RNA extraction was performed mainly by using the chemagic Viral DNA/RNA 300 Kit H96 kit (Perkin Elmer) according to the manufacturer’s instructions and was eluted in 100 μL elution buffer. A small fraction (6%) of extractions were performed by using the MagNA Pure 96 DNA and Viral NA Small Volume Kit (Roche Diagnostics) according to the manufacturer’s instructions and was eluted in 100 μL (50 μL elution buffer + 50 μL water). Both extraction systems were found to yield highly comparable RNA concentrations, leading to comparable viral loads and limits of detection (2 log10 viral copies/mL; see Fig. S1). All RT-qPCR data was produced on Quantstudio 5 systems (Thermofisher). Amplification was performed by multiplex PCR, using the E gene target20 in addition to the N1 target21 and mCMV-ie as internal control. Concentrations for the multiplex PCR were 400 nM primer and 200 nM probe for both the E and N1 targets and 300 nM primer (sense: 5’-CAACATTGACCACGCACTAGATG-3’; antisense: 5’-TTAAACTCCCCAGGCAATGAA-3’) and 200 nM probe (5’-TCTTGGCCCATGCGGCACG-3’) for the internal control. The assay consisted of 5 µl of TaqPath 1-Step RT-qPCR Master Mix (Thermofisher), 10 µl RNA eluate and 5 µl of primer/probe mix. Cycling conditions were 2 min at 25 °C, 15 min at 50 °C, 2 min at 95 °C followed by 42 cycles of 3 s at 95 °C and 30 s at 60 °C. Viral loads were obtained using a standard curve in which the CT value was plotted in function of serial dilutions of a quantified viral stock solution (Fig. S1A). All positive results below 2 log10 copies/mL virus were transformed to 2 log10 copies/mL since these loads were outside of the linear range of the PCR.

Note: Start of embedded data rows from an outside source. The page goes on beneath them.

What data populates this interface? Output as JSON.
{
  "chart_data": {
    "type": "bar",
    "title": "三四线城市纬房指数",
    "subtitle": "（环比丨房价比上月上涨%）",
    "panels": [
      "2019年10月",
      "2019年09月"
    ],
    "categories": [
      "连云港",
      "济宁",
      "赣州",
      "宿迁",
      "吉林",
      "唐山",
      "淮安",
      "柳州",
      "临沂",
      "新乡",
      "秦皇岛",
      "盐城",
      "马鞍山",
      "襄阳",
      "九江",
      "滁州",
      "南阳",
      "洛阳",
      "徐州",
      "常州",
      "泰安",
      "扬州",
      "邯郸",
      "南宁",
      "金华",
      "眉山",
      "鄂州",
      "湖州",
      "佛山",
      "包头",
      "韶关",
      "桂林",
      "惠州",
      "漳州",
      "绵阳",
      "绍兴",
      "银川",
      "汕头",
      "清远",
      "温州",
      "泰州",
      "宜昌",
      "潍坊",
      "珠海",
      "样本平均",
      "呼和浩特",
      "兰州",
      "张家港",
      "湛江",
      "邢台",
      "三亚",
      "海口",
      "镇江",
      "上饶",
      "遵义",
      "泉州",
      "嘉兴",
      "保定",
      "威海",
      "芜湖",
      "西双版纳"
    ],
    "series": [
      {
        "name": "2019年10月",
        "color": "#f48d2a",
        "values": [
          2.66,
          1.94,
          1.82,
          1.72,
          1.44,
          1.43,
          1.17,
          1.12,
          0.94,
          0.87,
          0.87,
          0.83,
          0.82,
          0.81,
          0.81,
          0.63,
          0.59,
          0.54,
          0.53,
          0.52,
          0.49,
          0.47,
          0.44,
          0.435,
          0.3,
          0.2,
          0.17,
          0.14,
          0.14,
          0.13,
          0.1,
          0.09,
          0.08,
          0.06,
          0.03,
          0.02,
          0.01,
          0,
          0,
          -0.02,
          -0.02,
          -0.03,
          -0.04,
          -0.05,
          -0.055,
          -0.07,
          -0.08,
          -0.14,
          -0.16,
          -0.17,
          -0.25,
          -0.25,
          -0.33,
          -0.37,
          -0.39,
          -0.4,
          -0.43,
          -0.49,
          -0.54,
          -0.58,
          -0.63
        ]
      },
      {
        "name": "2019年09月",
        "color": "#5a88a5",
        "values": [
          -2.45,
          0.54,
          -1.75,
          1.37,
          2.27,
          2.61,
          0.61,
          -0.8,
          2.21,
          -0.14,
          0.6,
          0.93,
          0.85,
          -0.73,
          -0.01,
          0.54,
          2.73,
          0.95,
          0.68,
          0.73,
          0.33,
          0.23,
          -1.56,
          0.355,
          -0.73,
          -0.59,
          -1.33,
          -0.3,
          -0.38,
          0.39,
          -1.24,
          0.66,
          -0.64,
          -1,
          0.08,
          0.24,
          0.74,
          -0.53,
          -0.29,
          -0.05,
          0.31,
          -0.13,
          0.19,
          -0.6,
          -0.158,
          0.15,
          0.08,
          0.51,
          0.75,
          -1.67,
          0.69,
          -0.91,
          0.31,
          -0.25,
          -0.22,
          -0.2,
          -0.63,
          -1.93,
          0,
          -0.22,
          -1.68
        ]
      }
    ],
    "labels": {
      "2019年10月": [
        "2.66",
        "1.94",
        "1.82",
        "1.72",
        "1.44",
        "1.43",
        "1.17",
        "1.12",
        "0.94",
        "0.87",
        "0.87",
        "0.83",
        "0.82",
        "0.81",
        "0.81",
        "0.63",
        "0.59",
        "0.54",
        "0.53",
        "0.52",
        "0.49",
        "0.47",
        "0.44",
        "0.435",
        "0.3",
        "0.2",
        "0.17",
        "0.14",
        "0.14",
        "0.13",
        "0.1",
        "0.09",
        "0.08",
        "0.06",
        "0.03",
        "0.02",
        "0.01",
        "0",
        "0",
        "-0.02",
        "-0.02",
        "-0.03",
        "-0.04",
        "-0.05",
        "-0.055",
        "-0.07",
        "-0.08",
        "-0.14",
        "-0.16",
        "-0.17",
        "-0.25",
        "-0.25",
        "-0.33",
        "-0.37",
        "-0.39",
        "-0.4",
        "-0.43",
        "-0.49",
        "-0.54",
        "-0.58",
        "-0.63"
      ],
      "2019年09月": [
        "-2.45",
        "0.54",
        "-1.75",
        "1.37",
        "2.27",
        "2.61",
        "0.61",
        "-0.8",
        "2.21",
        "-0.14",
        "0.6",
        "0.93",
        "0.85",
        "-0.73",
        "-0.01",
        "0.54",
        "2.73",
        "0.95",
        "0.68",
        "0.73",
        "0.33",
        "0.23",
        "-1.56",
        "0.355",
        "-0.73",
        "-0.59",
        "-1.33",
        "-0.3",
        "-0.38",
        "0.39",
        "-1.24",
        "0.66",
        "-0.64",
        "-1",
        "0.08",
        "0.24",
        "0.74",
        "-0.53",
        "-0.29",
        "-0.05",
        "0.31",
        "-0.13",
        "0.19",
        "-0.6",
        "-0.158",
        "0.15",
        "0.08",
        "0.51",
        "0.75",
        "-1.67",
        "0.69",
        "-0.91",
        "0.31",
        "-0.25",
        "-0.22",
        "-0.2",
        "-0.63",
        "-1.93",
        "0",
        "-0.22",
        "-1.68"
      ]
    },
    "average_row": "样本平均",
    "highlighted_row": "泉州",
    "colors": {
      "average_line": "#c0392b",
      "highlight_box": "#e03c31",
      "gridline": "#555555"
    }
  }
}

Next-generation sequencing

Sequencing was performed using the PCR tiling of SARS-CoV-2 virus with Native Barcoding Expansion 96 (EXP-NBD196) protocol (Version: PTCN_9103_v109_revH_13Jul2020) of Oxford Nanopore technologies, with minor modifications and using the primers previously published by Oude Munnink et al.22 Briefly, the only modifications were extending the barcode and adaptor ligation steps up to 60 min and loading 48 samples per flow cell. Bioinformatic analysis was performed using an in-house developed pipeline MACOVID (https://github.com/MUMC-MEDMIC/MACOVID) that is based on Artic v1.1.3.

Statistics

The analysis of data was performed using Graphpad Prism version 5.04 via the Kruskal–Wallis and post-hoc Dunn’s Multiple Comparison tests. P < 0.05 was considered to be statistically significant.

Power analysis was performed using R statistical software, version 3.6.2 (R Foundation for Statistical Computing, Vienna, Austria). The a priori calculated sample size to detect small differences (Cohen’s f value 0.1) was 322 samples per group to reach a power of 0.8, whereas the calculated sample size to detect medium differences (Cohen’s f value 0.25) was 52 samples per group to reach a power of 0.8.

Ethical statement

The Medical Review Ethics Committee of the Maastricht UMC+ confirmed that the Medical Research Involving Human Subjects Act (WMO) does not apply to the above mentioned study and that neither an official approval of this study by the committee nor informed consent from the participants is required (METC reference number 2021-2838).

Accordance statement

The authors confirm that all experiments were performed in accordance with local guidelines and regulations.